Impossible James Bourne Movie Review
By David Josselyn
In an industry flooded with sequels, here comes another one. “Mission Impossible – Fallout: is the sixth installment in the MI series, but it is also said to be the final movie. If you remember the television show, “Mission Impossible,” from the sixties and seventies, then you may be one who, like me, thinks the movies have lost the original intent and appeal of the show: getting a mission that seems near impossible, developing a plan, executing the plan, and carrying it off with minimal loss of life and effort in some cleverfake-out of the enemy. The Tom Cruise movies honor the series, but then add elements that were not originally present. Indeed, this newest movie feels like a mash-up of three different series: Mission Impossible, James Bond, and Jason Bourne.
Ethan Hunt, played by Tom Cruise (“Top Gun,” “Edge of Tomorrow”), and his team are challenged to retrieve three stolen spheres of plutonium that are about to be sold to the highest bidder on the black market. The team almost succeeds, but in saving the life of teammate Luther, played by Ving Rhames (“Con Man,” “Guardians of the Galaxy Volume 2”), Ethan loses track of the plutonium and the mission is unsuccessful. Now Ethan, Luther, and Benji, played by Simon Pegg (“Star Trek,” “Shaun of the Dead”), have to unravel the subterfuge of the Syndicate to retrieve the plutonium before it’s combined with the required elements of a nuclear bomb and the balance of world power shifts from freedom to chaos.
The Bourne movies feature an ex-spy who is on the run from the government while trying to piece together who framed him and figure out how to clear his name. Much of Fallout was the Impossible Mission Force (IMF) on the run from the government while trying to piece together who framed Ethan and figuring out how to clear his name. There is a feeling of desperation trying to stay alive, instead of a smart plan being carried out.
The Bond movies feature a spy sent on a dangerous mission by himself developing a plan to complete his mission on the fly. Much of Fallout was Ethan Hunt running solo and developing a plan to complete his mission on the fly. Due to sabotage or by design, he is often separated from his team and working without their support.
For the MI fans out there, there are at least two scenes in which the IMF fakes-out their enemies with a cleverly executed plan. Hooray!

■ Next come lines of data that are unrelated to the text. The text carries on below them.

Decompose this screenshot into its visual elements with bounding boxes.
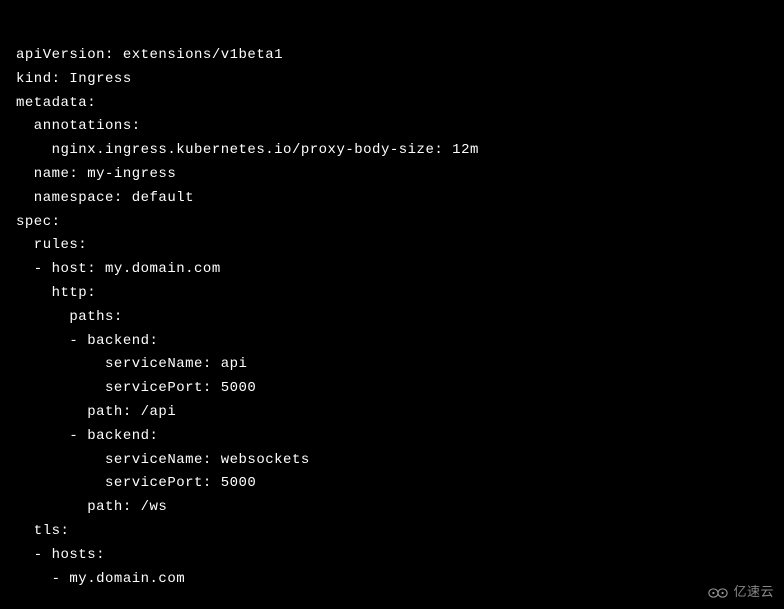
watermark-icon bbox=[707, 585, 729, 599]
watermark-text: 亿速云 bbox=[733, 581, 774, 603]
code-block: apiVersion: extensions/v1beta1 kind: Ing… bbox=[16, 44, 768, 591]
watermark: 亿速云 bbox=[707, 581, 774, 603]
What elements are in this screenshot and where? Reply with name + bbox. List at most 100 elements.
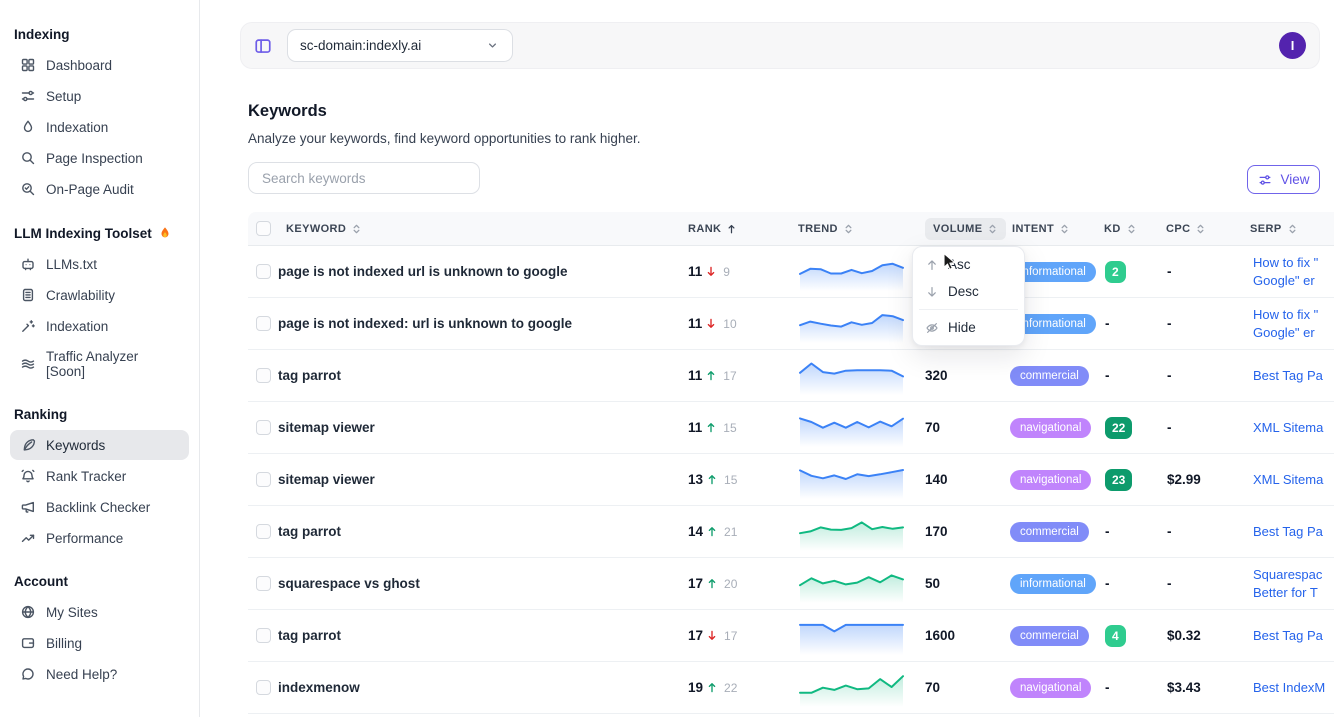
column-header-cpc[interactable]: CPC: [1158, 223, 1242, 235]
sidebar-item-on-page-audit[interactable]: On-Page Audit: [10, 174, 189, 204]
sidebar-item-label: Backlink Checker: [46, 500, 150, 515]
intent-cell: informational: [1004, 574, 1096, 594]
trend-cell: [790, 304, 914, 344]
trend-up-icon: [20, 530, 36, 546]
menu-item-asc[interactable]: Asc: [917, 251, 1020, 278]
serp-link[interactable]: XML Sitema: [1242, 471, 1334, 489]
sidebar-item-rank-tracker[interactable]: Rank Tracker: [10, 461, 189, 491]
rank-previous: 10: [723, 317, 736, 331]
sidebar-item-setup[interactable]: Setup: [10, 81, 189, 111]
kd-value: -: [1105, 524, 1110, 539]
kd-cell: -: [1096, 523, 1158, 541]
sidebar: IndexingDashboardSetupIndexationPage Ins…: [0, 0, 200, 717]
trend-cell: [790, 408, 914, 448]
rank-cell: 1421: [680, 524, 790, 539]
sidebar-item-traffic-analyzer-soon[interactable]: Traffic Analyzer [Soon]: [10, 342, 189, 386]
sidebar-item-indexation[interactable]: Indexation: [10, 112, 189, 142]
view-button[interactable]: View: [1247, 165, 1320, 194]
sidebar-item-label: Indexation: [46, 120, 108, 135]
row-checkbox[interactable]: [256, 264, 271, 279]
table-row: page is not indexed: url is unknown to g…: [248, 298, 1334, 350]
keyword-cell: tag parrot: [278, 368, 680, 383]
cpc-cell: $2.99: [1158, 472, 1242, 487]
sidebar-item-my-sites[interactable]: My Sites: [10, 597, 189, 627]
sort-asc-icon: [726, 223, 737, 235]
kd-badge: 4: [1105, 625, 1126, 647]
sidebar-item-page-inspection[interactable]: Page Inspection: [10, 143, 189, 173]
chevron-down-icon: [484, 38, 500, 54]
row-checkbox[interactable]: [256, 628, 271, 643]
wallet-icon: [20, 635, 36, 651]
rank-cell: 119: [680, 264, 790, 279]
serp-link[interactable]: How to fix "Google" er: [1242, 254, 1334, 290]
menu-item-desc[interactable]: Desc: [917, 278, 1020, 305]
intent-cell: navigational: [1004, 418, 1096, 438]
sidebar-toggle-icon[interactable]: [254, 37, 272, 55]
rank-cell: 1315: [680, 472, 790, 487]
row-checkbox[interactable]: [256, 524, 271, 539]
serp-link[interactable]: Best Tag Pa: [1242, 367, 1334, 385]
trend-cell: [790, 616, 914, 656]
sidebar-item-performance[interactable]: Performance: [10, 523, 189, 553]
column-header-rank[interactable]: RANK: [680, 223, 790, 235]
domain-select[interactable]: sc-domain:indexly.ai: [287, 29, 513, 62]
intent-cell: commercial: [1004, 366, 1096, 386]
sidebar-item-keywords[interactable]: Keywords: [10, 430, 189, 460]
menu-item-hide[interactable]: Hide: [917, 314, 1020, 341]
column-header-kd[interactable]: KD: [1096, 223, 1158, 235]
column-header-keyword[interactable]: KEYWORD: [278, 223, 680, 235]
volume-cell: 1600: [914, 628, 1004, 643]
kd-value: -: [1105, 680, 1110, 695]
sidebar-item-backlink-checker[interactable]: Backlink Checker: [10, 492, 189, 522]
menu-divider: [919, 309, 1018, 310]
column-header-trend[interactable]: TREND: [790, 223, 914, 235]
sidebar-item-llms-txt[interactable]: LLMs.txt: [10, 249, 189, 279]
trend-sparkline: [798, 668, 905, 708]
serp-link[interactable]: XML Sitema: [1242, 419, 1334, 437]
search-input[interactable]: [248, 162, 480, 194]
serp-link[interactable]: How to fix "Google" er: [1242, 306, 1334, 342]
kd-value: -: [1105, 316, 1110, 331]
column-header-volume[interactable]: VOLUME: [914, 218, 1004, 240]
row-checkbox[interactable]: [256, 680, 271, 695]
intent-cell: commercial: [1004, 626, 1096, 646]
rank-up-icon: [705, 369, 717, 382]
serp-link[interactable]: Best IndexM: [1242, 679, 1334, 697]
column-header-serp[interactable]: SERP: [1242, 223, 1334, 235]
row-checkbox[interactable]: [256, 472, 271, 487]
avatar[interactable]: I: [1279, 32, 1306, 59]
row-checkbox[interactable]: [256, 576, 271, 591]
select-all-checkbox[interactable]: [256, 221, 271, 236]
section-title-account: Account: [14, 574, 185, 589]
section-title-ranking: Ranking: [14, 407, 185, 422]
sidebar-item-need-help[interactable]: Need Help?: [10, 659, 189, 689]
keywords-table: KEYWORDRANKTRENDVOLUMEINTENTKDCPCSERP pa…: [248, 212, 1334, 714]
trend-sparkline: [798, 304, 905, 344]
row-checkbox[interactable]: [256, 316, 271, 331]
domain-select-value: sc-domain:indexly.ai: [300, 38, 421, 53]
serp-link[interactable]: Best Tag Pa: [1242, 627, 1334, 645]
column-header-intent[interactable]: INTENT: [1004, 223, 1096, 235]
table-row: tag parrot1421170commercial--Best Tag Pa: [248, 506, 1334, 558]
arrow-up-icon: [925, 258, 939, 272]
sidebar-item-crawlability[interactable]: Crawlability: [10, 280, 189, 310]
sidebar-item-billing[interactable]: Billing: [10, 628, 189, 658]
serp-link[interactable]: Best Tag Pa: [1242, 523, 1334, 541]
rank-value: 17: [688, 628, 703, 643]
row-checkbox[interactable]: [256, 420, 271, 435]
intent-cell: navigational: [1004, 678, 1096, 698]
row-checkbox[interactable]: [256, 368, 271, 383]
sort-icon: [1126, 223, 1137, 235]
rank-value: 11: [688, 316, 702, 331]
sidebar-item-dashboard[interactable]: Dashboard: [10, 50, 189, 80]
keyword-cell: indexmenow: [278, 680, 680, 695]
intent-badge: commercial: [1010, 522, 1089, 542]
sidebar-item-indexation[interactable]: Indexation: [10, 311, 189, 341]
sidebar-item-label: On-Page Audit: [46, 182, 134, 197]
trend-cell: [790, 512, 914, 552]
volume-sort-menu: AscDesc Hide: [912, 246, 1025, 346]
kd-cell: 2: [1096, 261, 1158, 283]
trend-sparkline: [798, 408, 905, 448]
rank-cell: 1720: [680, 576, 790, 591]
serp-link[interactable]: SquarespacBetter for T: [1242, 566, 1334, 602]
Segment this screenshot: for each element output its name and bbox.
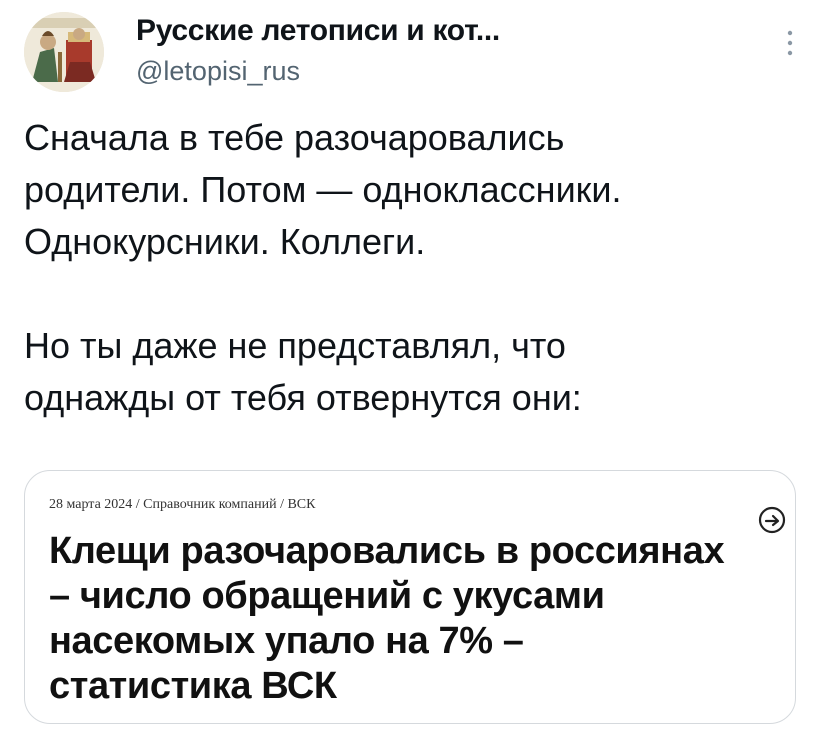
post-text: Сначала в тебе разочаровались родители. … <box>24 112 794 424</box>
vertical-ellipsis-icon[interactable] <box>785 28 795 58</box>
article-headline: Клещи разочаровались в россиянах – число… <box>49 530 725 707</box>
author-handle[interactable]: @letopisi_rus <box>136 56 300 87</box>
post-paragraph: Но ты даже не представлял, что однажды о… <box>24 325 582 418</box>
medieval-miniature-avatar-image <box>24 12 104 92</box>
post-header: Русские летописи и кот... @letopisi_rus <box>24 10 799 92</box>
post-paragraph: Сначала в тебе разочаровались родители. … <box>24 117 622 262</box>
article-meta: 28 марта 2024 / Справочник компаний / ВС… <box>49 497 316 512</box>
author-name[interactable]: Русские летописи и кот... <box>136 14 500 48</box>
avatar[interactable] <box>24 12 104 92</box>
article-image-card[interactable]: 28 марта 2024 / Справочник компаний / ВС… <box>24 470 796 724</box>
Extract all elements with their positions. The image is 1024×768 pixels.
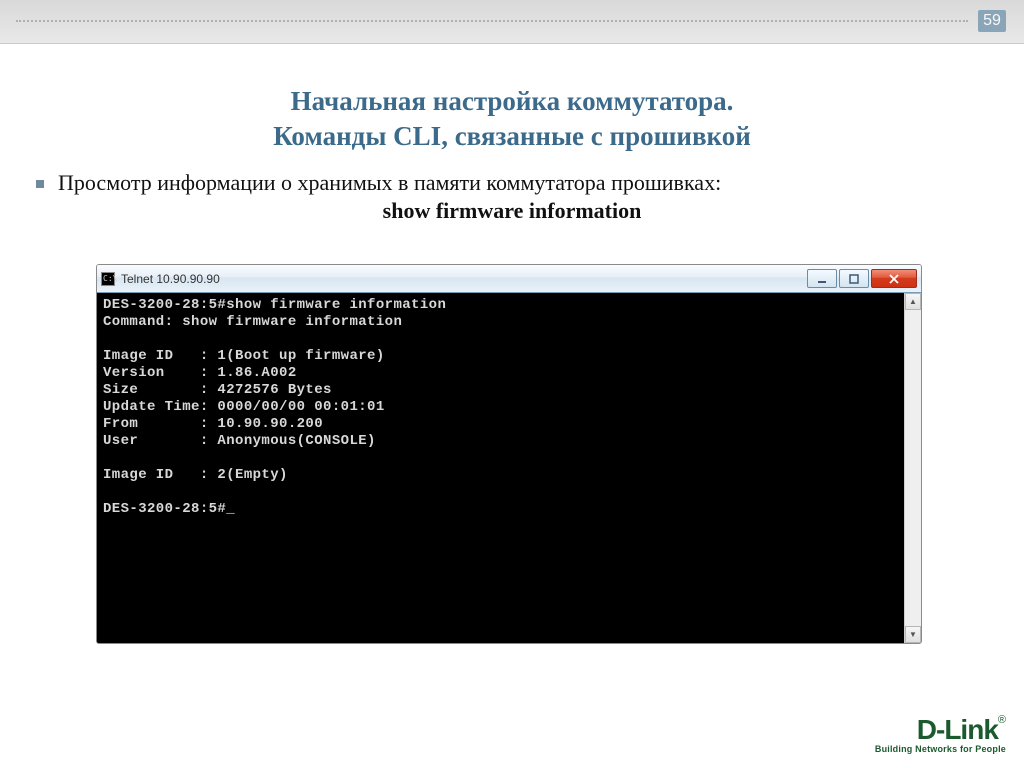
bullet-text: Просмотр информации о хранимых в памяти …	[58, 170, 988, 196]
terminal-body: DES-3200-28:5#show firmware information …	[97, 293, 921, 643]
window-title-text: Telnet 10.90.90.90	[121, 272, 805, 286]
cmd-icon: C:\	[101, 272, 115, 286]
t-line: User : Anonymous(CONSOLE)	[103, 433, 376, 449]
scrollbar[interactable]: ▲ ▼	[904, 293, 921, 643]
t-line: Update Time: 0000/00/00 00:01:01	[103, 399, 385, 415]
window-titlebar: C:\ Telnet 10.90.90.90	[97, 265, 921, 293]
window-controls	[805, 269, 917, 288]
title-line-1: Начальная настройка коммутатора.	[0, 84, 1024, 119]
minimize-button[interactable]	[807, 269, 837, 288]
close-button[interactable]	[871, 269, 917, 288]
scroll-up-icon[interactable]: ▲	[905, 293, 921, 310]
scroll-track[interactable]	[905, 310, 921, 626]
header-accent-line	[16, 20, 968, 22]
logo-registered-icon: ®	[998, 714, 1006, 726]
t-prompt: DES-3200-28:5#	[103, 501, 235, 517]
slide-title: Начальная настройка коммутатора. Команды…	[0, 84, 1024, 154]
t-line: Version : 1.86.A002	[103, 365, 297, 381]
bullet-item: Просмотр информации о хранимых в памяти …	[36, 170, 988, 224]
t-line: Size : 4272576 Bytes	[103, 382, 332, 398]
t-line: Image ID : 2(Empty)	[103, 467, 288, 483]
bullet-command: show firmware information	[36, 198, 988, 224]
t-line: Image ID : 1(Boot up firmware)	[103, 348, 385, 364]
logo-tagline: Building Networks for People	[875, 744, 1006, 754]
slide-header-bar: 59	[0, 0, 1024, 44]
terminal-window: C:\ Telnet 10.90.90.90 DES-3200-28:5#sho…	[96, 264, 922, 644]
title-line-2: Команды CLI, связанные с прошивкой	[0, 119, 1024, 154]
page-number: 59	[978, 10, 1006, 32]
terminal-output[interactable]: DES-3200-28:5#show firmware information …	[97, 293, 904, 643]
t-line: Command: show firmware information	[103, 314, 402, 330]
brand-logo: D-Link® Building Networks for People	[875, 714, 1006, 754]
t-line: DES-3200-28:5#show firmware information	[103, 297, 446, 313]
maximize-button[interactable]	[839, 269, 869, 288]
bullet-marker	[36, 180, 44, 188]
scroll-down-icon[interactable]: ▼	[905, 626, 921, 643]
logo-text: D-Link	[917, 714, 998, 745]
t-line: From : 10.90.90.200	[103, 416, 323, 432]
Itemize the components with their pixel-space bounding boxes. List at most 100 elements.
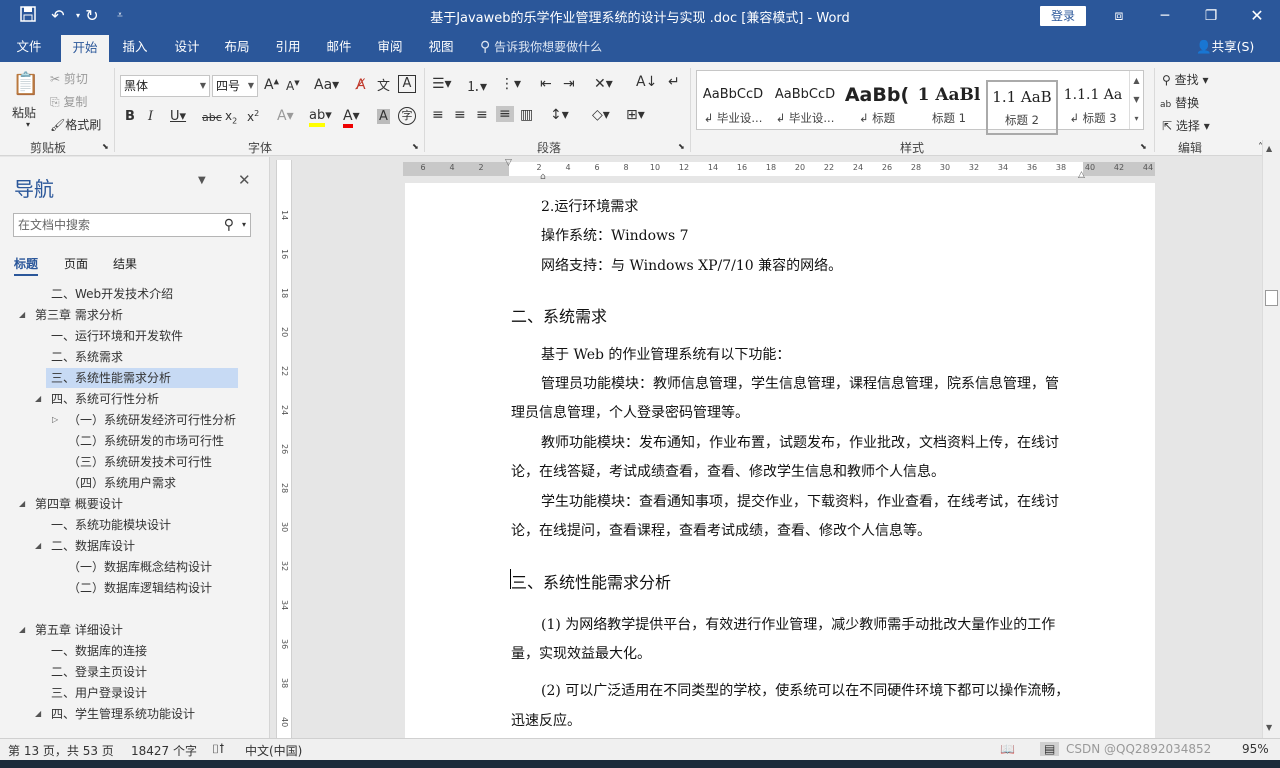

Stunts. Tom Cruise once again is doing his own stunts and with each successive movie, he tries to outdo himself. The stunts are amazing; even more so considering Cruise missed a jump while filming and fractured his ankle. The footage was so good, they chose to keep it in the movie, and you may catch the pained expression on his face that has nothing to do with acting.
Music. The familiar MI theme is interwoven in the movie along with some great action-style heart-pounding music. No new themes were introduced in this movie, but the score complimented the action well.
Scenery. With today’s green screen technology, more producers are utilizing the process which saves money, time, and hassle. Fallout was filmed on-location in England, Norway, New Zealand, and France. Sure, they use green screen, too, but the live shots helped give the film a real feel. The plot didn’t take the characters to a couple of those countries, but it was a decent substitute for the locations in the story. Green screen still has a fake feel to it and I am glad they did not use a lot of it.
Mustache. Henry Cavill (“Sand Castle,” “Man of Steel”), plays English spy August Walker who sports a now infamous mustache that had to be digitally edited out of “Justice League” in which Cavill plays Superman. The digital editing job was so noticeable, it distracted from the film and has become a joke, so it is nice to see the real hairy-do in Mission Impossible.
Plot. This movie seems to be recycling some things we’ve seen in prior MI movies and becomes predictable. As someone who watches a lot of movies, perhaps I’ve just caught on to the traditional story-telling devices of scriptwriters and have grown weary of the same plot devices. Other people I’ve talked to did not notice and really enjoyed the film.
Not Mission Impossible. As a fan of the television series (reruns, people, I’m not that old), I still hold a grudge against the 1996 movie making the character of Jim Phelps turn against his country for nothing more than money. If I could only get past that, I might enjoy these movies more, but that is my personal fallibility.
No Renner. The character of William Brandt, one of Hunt’s trusted team members played by Jeremy Renner (“Avengers 4,” “Arrival”), is not in the film due to conflicts with filming a certain Marvel product. Bummer.
“Mission Impossible – Fallout” is a very entertaining action film that seldom slows down and reflects on the consequences of our choices; sometimes valuing one life can endanger or cheapen the lives of thousands. Is the sacrifice of an individual to save thousands worthwhile? As a modern spy movie, it was done effectively with a level of excellence through individual determination and technology. The movie builds on the actions of prior Mission Impossible movies and is more meaningful if you have seen the others. It is rated PG-13 for violence and intense sequences of action and for brief strong language but is not overly scary for the younger crowd. It does not engage the brain as much as it should, but still could get a little confusing if you don’t keep up. I rate the film four and half out of five shots of Tom Cruise running.